Vegetable imports from India on rise

KATHMANDU. Vegetable imports from India have continued to increase even as the far-western region has seen a rise in commercial vegetable farming. According to recent statistics, the region imports vegetables worth around Rs55 billion every year. Exports volume, however, is negligible.

According to Regional Plant Quarantine at Gadda Chauki, potato worth Rs370 million is imported on an annual basis. Green vegetable imports stand at around Rs180 million. Vegetables like cabbage, radish, cauliflower and green peas are imported at large scale.

Farmers across the region are involved in seasonal and off-seasonal vegetable farming. Several government and non-government agencies have launched schemes to motivate farmers to begin commercial farming. Belauri, Krishnapur, Jhalari, Mahendranagar and Mahakali are some of the major vegetable producing areas.
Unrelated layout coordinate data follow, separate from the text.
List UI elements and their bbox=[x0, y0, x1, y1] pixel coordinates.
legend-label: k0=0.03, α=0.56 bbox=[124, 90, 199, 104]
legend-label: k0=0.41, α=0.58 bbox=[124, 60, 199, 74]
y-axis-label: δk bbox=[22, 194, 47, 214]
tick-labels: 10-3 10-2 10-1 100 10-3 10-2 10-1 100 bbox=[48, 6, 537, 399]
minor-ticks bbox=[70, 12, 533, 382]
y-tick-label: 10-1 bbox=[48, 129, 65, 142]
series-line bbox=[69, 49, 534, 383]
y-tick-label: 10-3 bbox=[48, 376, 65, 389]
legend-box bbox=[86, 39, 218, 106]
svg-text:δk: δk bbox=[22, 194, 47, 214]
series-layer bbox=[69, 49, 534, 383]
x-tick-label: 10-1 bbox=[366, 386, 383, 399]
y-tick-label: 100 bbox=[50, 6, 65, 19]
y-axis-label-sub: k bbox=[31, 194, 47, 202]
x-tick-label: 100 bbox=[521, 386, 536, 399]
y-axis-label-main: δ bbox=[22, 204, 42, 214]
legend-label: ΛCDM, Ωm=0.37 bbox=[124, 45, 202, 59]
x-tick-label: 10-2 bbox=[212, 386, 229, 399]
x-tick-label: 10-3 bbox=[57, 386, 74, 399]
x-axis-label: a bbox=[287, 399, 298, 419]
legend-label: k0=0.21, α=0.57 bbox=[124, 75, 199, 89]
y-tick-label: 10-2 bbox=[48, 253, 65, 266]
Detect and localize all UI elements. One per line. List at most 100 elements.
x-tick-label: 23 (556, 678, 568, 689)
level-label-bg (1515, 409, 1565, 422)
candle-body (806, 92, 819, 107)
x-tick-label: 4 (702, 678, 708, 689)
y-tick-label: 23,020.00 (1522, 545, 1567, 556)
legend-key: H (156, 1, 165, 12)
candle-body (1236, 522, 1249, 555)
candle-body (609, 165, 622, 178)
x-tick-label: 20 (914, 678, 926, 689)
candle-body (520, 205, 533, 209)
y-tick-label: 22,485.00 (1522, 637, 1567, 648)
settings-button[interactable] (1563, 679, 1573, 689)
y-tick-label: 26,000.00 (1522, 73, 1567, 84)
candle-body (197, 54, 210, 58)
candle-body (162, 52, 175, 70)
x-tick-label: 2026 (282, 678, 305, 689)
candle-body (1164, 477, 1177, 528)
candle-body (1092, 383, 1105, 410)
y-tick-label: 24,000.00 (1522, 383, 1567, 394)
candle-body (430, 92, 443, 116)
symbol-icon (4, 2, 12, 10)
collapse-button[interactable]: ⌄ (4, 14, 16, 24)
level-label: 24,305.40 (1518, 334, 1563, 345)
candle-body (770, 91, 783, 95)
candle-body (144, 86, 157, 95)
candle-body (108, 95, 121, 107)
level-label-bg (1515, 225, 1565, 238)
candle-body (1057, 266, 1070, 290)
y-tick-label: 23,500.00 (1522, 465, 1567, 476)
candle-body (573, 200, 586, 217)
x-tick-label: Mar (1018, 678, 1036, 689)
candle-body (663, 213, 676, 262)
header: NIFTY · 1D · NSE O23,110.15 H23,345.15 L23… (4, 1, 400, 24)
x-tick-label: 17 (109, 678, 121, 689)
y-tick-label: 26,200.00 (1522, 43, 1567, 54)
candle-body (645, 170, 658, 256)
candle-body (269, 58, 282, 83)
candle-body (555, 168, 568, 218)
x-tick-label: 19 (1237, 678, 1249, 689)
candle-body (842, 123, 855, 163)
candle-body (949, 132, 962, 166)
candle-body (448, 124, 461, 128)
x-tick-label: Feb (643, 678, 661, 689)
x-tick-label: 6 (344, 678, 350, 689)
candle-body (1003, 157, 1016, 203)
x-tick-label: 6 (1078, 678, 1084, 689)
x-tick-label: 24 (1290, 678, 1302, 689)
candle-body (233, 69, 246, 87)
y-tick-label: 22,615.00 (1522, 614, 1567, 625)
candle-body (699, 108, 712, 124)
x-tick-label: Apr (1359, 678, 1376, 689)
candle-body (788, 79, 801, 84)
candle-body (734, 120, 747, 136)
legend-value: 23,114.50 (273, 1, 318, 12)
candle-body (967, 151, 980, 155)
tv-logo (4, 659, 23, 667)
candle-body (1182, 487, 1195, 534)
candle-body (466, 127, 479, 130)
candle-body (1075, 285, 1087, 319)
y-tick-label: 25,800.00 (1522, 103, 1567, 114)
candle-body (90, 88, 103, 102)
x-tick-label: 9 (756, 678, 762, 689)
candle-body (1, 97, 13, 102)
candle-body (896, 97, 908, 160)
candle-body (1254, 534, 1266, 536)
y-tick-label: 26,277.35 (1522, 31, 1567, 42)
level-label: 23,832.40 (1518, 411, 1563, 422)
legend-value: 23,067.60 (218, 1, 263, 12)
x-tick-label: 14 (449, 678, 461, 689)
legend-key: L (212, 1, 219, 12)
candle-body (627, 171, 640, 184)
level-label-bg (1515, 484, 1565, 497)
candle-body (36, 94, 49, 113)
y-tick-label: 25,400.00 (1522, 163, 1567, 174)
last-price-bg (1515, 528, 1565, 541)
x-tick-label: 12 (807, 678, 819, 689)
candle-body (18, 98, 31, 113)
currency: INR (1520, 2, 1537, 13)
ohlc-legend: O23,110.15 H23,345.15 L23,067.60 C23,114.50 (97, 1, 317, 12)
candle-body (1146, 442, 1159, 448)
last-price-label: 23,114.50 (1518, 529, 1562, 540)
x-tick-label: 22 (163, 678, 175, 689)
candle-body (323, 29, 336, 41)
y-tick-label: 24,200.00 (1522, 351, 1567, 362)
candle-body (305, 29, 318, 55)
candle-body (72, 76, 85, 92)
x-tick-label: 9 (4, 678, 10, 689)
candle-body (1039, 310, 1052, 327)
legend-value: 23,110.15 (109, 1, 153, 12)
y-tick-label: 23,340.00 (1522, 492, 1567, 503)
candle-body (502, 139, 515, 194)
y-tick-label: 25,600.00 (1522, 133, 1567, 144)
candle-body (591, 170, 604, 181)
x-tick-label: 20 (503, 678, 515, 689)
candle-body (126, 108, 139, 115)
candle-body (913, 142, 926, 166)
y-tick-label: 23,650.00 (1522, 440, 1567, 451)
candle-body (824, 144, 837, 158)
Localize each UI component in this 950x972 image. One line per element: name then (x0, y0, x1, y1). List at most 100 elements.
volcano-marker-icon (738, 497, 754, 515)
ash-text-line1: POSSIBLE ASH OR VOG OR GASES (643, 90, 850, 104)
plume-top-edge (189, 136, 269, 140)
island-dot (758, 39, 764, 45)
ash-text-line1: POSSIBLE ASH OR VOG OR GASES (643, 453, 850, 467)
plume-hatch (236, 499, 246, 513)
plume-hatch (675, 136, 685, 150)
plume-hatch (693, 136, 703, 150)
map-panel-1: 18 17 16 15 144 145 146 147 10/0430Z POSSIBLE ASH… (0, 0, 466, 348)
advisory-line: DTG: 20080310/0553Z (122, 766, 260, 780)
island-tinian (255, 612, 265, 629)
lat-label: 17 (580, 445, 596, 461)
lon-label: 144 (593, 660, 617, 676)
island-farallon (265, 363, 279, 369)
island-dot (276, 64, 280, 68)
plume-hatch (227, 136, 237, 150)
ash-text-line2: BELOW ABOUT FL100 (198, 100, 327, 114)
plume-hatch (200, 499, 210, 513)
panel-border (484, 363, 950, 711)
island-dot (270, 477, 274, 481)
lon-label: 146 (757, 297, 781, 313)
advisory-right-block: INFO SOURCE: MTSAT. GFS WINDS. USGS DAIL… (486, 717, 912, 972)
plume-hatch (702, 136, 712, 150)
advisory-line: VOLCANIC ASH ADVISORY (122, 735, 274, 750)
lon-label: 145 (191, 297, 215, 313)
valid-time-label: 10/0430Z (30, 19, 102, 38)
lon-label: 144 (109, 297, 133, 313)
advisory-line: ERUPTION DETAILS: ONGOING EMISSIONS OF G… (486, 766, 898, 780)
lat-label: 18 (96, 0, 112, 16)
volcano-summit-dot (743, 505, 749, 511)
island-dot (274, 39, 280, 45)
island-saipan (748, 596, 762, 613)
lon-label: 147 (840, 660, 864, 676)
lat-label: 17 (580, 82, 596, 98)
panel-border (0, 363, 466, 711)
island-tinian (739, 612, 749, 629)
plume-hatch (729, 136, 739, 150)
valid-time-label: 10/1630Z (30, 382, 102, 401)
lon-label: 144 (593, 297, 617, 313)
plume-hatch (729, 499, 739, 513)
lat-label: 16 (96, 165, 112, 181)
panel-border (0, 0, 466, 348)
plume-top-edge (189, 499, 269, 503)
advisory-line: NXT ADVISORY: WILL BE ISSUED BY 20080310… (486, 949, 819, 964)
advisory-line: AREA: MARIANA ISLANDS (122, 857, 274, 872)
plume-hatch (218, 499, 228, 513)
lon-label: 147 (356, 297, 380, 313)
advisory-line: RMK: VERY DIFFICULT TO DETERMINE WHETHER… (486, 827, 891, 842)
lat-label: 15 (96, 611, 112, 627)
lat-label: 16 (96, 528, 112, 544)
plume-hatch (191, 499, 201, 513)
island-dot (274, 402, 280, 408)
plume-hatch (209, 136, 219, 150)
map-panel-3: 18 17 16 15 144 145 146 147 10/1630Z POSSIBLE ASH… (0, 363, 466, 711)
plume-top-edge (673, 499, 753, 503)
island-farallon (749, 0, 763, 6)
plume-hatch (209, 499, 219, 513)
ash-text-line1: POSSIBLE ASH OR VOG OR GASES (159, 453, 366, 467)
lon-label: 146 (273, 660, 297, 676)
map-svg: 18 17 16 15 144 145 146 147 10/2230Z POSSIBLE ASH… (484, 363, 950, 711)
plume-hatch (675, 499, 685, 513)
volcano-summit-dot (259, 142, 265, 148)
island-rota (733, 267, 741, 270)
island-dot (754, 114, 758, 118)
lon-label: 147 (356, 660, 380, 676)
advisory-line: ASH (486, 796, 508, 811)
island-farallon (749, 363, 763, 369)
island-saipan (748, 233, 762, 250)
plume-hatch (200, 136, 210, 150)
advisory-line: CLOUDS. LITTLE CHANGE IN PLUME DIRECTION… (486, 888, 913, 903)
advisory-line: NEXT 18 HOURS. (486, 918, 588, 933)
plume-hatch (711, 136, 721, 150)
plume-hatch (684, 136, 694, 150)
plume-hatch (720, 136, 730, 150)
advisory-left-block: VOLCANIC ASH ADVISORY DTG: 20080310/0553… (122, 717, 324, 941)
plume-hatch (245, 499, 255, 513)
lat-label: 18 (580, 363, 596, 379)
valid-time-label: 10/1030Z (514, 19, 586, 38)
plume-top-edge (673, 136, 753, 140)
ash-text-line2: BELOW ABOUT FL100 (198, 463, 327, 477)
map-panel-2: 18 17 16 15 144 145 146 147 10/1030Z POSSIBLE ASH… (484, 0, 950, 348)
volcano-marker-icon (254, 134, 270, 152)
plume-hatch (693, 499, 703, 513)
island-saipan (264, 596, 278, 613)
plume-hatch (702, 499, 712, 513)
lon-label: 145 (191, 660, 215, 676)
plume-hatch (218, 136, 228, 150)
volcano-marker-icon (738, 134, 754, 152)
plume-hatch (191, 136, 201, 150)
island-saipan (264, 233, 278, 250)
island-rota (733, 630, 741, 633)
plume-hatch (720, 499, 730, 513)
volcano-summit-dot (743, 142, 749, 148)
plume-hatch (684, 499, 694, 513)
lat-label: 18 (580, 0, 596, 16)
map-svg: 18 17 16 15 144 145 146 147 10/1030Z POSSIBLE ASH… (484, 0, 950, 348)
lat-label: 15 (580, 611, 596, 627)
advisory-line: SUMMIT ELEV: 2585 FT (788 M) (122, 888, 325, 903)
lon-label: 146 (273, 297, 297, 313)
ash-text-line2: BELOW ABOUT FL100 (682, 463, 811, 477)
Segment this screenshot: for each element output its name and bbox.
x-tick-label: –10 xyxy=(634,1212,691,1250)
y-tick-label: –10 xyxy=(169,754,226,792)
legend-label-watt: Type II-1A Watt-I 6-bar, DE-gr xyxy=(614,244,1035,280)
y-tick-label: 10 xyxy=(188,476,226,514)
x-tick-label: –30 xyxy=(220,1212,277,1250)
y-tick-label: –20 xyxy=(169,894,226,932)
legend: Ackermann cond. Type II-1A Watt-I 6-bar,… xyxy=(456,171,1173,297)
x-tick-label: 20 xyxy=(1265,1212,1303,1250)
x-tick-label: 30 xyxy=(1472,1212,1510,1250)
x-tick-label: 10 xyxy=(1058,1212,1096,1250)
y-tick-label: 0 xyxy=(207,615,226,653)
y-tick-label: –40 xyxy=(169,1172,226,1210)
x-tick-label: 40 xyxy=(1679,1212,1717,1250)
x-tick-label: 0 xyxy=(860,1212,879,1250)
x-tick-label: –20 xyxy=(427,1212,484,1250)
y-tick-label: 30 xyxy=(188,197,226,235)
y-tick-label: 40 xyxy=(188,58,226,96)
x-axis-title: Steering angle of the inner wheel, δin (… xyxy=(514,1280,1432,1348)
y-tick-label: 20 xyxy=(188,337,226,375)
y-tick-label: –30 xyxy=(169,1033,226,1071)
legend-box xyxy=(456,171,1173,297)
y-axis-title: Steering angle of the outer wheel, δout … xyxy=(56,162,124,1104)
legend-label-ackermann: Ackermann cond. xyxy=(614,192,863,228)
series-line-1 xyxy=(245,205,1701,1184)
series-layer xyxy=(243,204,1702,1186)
According to District Agriculture Development Office (DADO), vegetable is cultivated on 4,450 hectares of land in Kanchanpur, while the output stands at around 56,000 metric tonnes annually.

However, the production barely meets the local demand, and around 25,000 metric tonnes of vegetables are imported from India annually. “More than 50 percent of the imports is consumed in Kanchanpur district,” said Yagya Raj Joshi, senior agricultural development officer at the DADO. “Reaming is consumed in Banke, Kailai and other hilly districts of the Far West.”

In a bid to decrease reliance in imports, the government has launched a 10-year scheme to boost domestic production. Starting this fiscal year, the Prime Minister Agriculture Modernisation Project has envisioned adopting modern farm techniques to boost productivity, and making the country self-reliant in food. The project has prioritised the production of paddy and fish in Kanchanpur.

The government has aimed at achieving self-sufficiency in wheat and vegetables by this fiscal year, and in paddy and potato in two years. It has targeted making the country self-sufficient in maize and fish by the next three years, and in fruits like bananas, papaya and litchi by four years. By its end, the project envisages becoming self-sufficient in fruits like kiwi, apple and orange.